Yes, the brakes are by AP Racing, a company that turns slowing down into an art form, and something you look forward to, rather than despise. But that’s for nought if you’ve brought a saucer to a dinner plate fight and you’re trying to slow a steroidal SUV at puckering distance from a fast-approaching corner.
The genius of the Lotus starts with light weight, but it doesn’t end there. The engineers up in deepest Norfork certainly know their trade; even as the years have streaked by and the zeitgeist for sports cars has become ‘complicate and add horsepower’, Lotus has managed to retain what really matters when you’re driving just for the fun of it.
And that’s really what Lotus’s core motivation seems to be: connection between car, driver and road by eliminating distractions.
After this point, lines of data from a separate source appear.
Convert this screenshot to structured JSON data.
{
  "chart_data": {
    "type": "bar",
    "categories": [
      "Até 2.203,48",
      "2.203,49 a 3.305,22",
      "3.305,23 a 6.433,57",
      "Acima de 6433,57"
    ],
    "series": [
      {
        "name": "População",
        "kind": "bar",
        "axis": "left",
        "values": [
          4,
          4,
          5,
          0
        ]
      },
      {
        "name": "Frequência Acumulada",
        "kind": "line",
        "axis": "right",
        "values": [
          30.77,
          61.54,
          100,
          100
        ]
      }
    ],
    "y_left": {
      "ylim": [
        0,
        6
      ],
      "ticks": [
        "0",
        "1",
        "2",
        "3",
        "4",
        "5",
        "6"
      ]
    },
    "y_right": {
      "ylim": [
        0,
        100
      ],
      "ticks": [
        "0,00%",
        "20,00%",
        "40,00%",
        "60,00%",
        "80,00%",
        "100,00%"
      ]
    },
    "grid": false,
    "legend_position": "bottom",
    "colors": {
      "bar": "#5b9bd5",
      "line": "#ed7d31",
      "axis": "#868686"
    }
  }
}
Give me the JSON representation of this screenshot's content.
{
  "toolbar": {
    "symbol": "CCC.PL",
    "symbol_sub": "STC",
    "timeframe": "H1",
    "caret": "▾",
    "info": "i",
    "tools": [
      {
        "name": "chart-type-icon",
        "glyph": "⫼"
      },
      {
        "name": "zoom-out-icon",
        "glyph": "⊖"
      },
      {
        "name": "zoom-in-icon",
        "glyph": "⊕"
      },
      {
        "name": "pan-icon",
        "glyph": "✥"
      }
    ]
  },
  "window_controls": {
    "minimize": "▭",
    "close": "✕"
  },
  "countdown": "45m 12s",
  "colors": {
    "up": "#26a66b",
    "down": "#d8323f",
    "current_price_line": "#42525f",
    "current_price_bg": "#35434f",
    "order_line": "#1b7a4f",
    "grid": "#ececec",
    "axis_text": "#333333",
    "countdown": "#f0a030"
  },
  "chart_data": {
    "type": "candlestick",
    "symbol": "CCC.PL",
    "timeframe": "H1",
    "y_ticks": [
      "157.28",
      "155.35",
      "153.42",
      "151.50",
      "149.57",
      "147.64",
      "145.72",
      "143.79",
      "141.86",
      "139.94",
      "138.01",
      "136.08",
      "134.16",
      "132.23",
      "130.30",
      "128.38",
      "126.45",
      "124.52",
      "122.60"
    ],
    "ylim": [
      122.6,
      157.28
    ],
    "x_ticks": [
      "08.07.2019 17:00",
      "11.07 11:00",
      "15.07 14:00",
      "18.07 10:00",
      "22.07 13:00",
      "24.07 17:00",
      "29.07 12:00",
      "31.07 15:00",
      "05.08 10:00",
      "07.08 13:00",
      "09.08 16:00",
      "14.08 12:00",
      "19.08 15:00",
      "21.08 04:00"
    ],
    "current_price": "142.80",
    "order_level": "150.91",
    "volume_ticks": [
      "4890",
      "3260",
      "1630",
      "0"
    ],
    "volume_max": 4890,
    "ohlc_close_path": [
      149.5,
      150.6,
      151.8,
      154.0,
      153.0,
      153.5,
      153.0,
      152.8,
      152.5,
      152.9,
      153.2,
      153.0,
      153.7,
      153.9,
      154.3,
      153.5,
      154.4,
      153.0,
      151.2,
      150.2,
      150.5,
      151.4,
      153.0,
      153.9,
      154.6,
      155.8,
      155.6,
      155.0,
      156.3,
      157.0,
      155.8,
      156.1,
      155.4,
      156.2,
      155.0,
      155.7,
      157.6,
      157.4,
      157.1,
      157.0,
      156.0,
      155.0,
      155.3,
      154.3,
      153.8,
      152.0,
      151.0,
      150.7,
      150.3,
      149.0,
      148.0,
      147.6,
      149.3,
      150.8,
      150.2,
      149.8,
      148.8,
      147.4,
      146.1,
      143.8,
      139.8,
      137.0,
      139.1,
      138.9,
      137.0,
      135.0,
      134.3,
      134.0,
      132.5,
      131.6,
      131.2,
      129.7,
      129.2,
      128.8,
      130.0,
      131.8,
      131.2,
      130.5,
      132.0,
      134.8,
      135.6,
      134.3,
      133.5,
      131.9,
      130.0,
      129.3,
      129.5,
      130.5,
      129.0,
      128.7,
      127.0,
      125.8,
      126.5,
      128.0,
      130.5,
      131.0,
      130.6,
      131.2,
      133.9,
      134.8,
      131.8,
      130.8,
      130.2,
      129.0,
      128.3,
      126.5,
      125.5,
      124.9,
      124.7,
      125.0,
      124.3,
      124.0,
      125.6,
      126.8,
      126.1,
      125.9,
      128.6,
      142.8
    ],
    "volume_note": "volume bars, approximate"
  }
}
Yes, the Elise is fast by almost any standard you care to mention, but that’s not its defining characteristic. That, in fact, is the point entirely – no one part of the car should overwhelm any other. There’s such an inherent balance, an immediate and constant feeling of harmony between components that makes an Elise inviting and comfortable within minutes, even for a novice. There’s an unmistakable feeling of being the central point that the car pivots around, faultlessly neutral and reactive.
Regardless of spec, you’ll find clutches that engage positively and without stuttering or jerkiness, so you can focus on the exquisite gearshift without making mental allowances for the clutch’s throw or bite point. The gearbox itself – especially with its beautiful exposed linkages – is unfailingly precise and relishes the fast, cathartic shifts you’ll employ the second you clear traffic or town speed limits. Bang them home as hard as you want; after all, Lotus’s advice is to “not be gentle with the gearbox; if you want a gear, get the gear”.
Experience the unassisted steering on offer in the Elise and you’ll understand why Alfa chose to do without power steering in the 4C. Without involvement from hydraulics or electricity, there’s a wholly direct feel as you tell the front wheels what to do and they tell you what’s going on. Power steering was invented for trucks, after all.
And it’s not as heavy as you think – if you possess the upper-body strength to do even a single push-up, you’ll master even low-speed manoeuvring without resorting to valet parking or creative new combinations of four-letter words. It’s no good pulling the power-steering pump out of your current car, to get the same effect, however – if it’s not set up for manual steering, all you’ll get is an arm workout for the ages. Where the Lotus gets the balance right is by keeping the total weight down, putting the engine in the mid-rear position, and certain types of magic presumably only found in Norfolk. Possibly with the help of wicker men.
One last thought. You can have your Elise with the word 'Cup' after it. This would be unwise. Cup means harder, sharper, trackier. And really where the Elisse excels is in the flow, the deft way it flits along B-roads. It's why 118bhp was enough back in 1996, and why a Sport 220 or Sport 240 Final Edition is still all you need today.